The most serious aspect of this case has, without doubt, been the obstruction of the investigating officer in the execution of their duty
Cass report

"There was no doubt that he was suffering from stress which together with his driving personality attaches to him grave suspicion, if not as the officer responsible but for concealing it.

"He has since transferred from the Special Patrol Group. He is a [redacted] and I have reason to believe he was well thought of with potential for high rank."

But Commander Cass said there was insufficient evidence to charge any officer with the death.

"Whilst it can reasonably be concluded that a police officer struck the fatal blow, and that that officer came from carrier 1-1, I am sure that it will be agreed that the present situation is far from satisfactory and disturbing.
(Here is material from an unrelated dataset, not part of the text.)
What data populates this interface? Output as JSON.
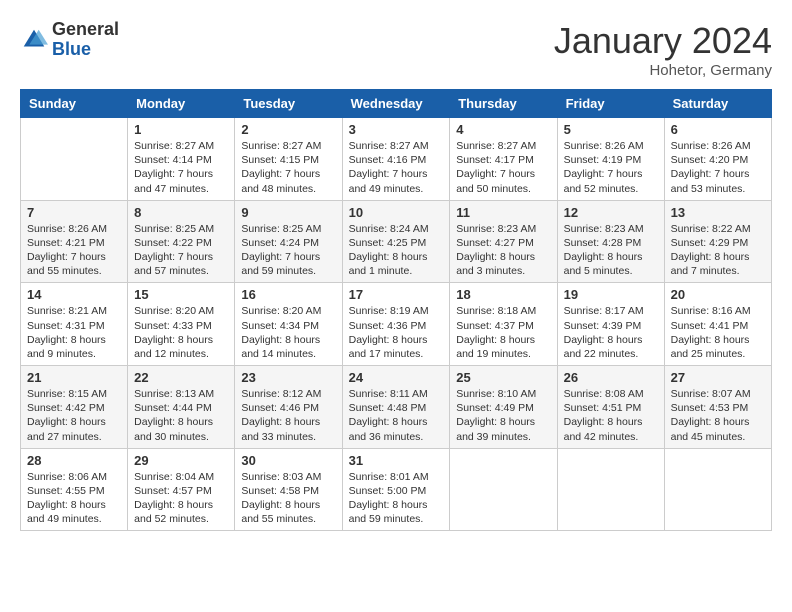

"The attitude and untruthfulness of some of the officers involved is a contributory factor."

He went on: "The most serious aspect of this case has, without doubt, been the obstruction of the investigating officer in the execution of their duty."

"It can be clearly seen from the various statements and records of interviews with these officers that their explanations were seriously lacking and in the case of Officer E, Officer F and Officer H, there was deliberate attempt to conceal the presence of the carrier at the scene at the vital time."

An excerpt of the Cass investigation
An excerpt from the Cass investigation

John Cass finished his report in September 1979 and recommended that Officers E, H and F be charged.

"I strongly recommend that proceedings be taken against Officer E, Officer H and Officer F for obstructing police in the execution of their duty, conspiring to do so and attempting or conspiring to pervert the course of justice."

The files were sent to the Director of Public Prosecutions, Sir Thomas Hetherington. On 9 October, he responded with a letter to the Metropolitan Police Commissioner, Sir David McNee.

"I have now considered your two reports dated 12 July 1979 and 14 September 1979 concerning the death of Blair Peach and allied matters. In my opinion the evidence is not sufficient to justify and criminal proceedings against any of the police officers named in the reports."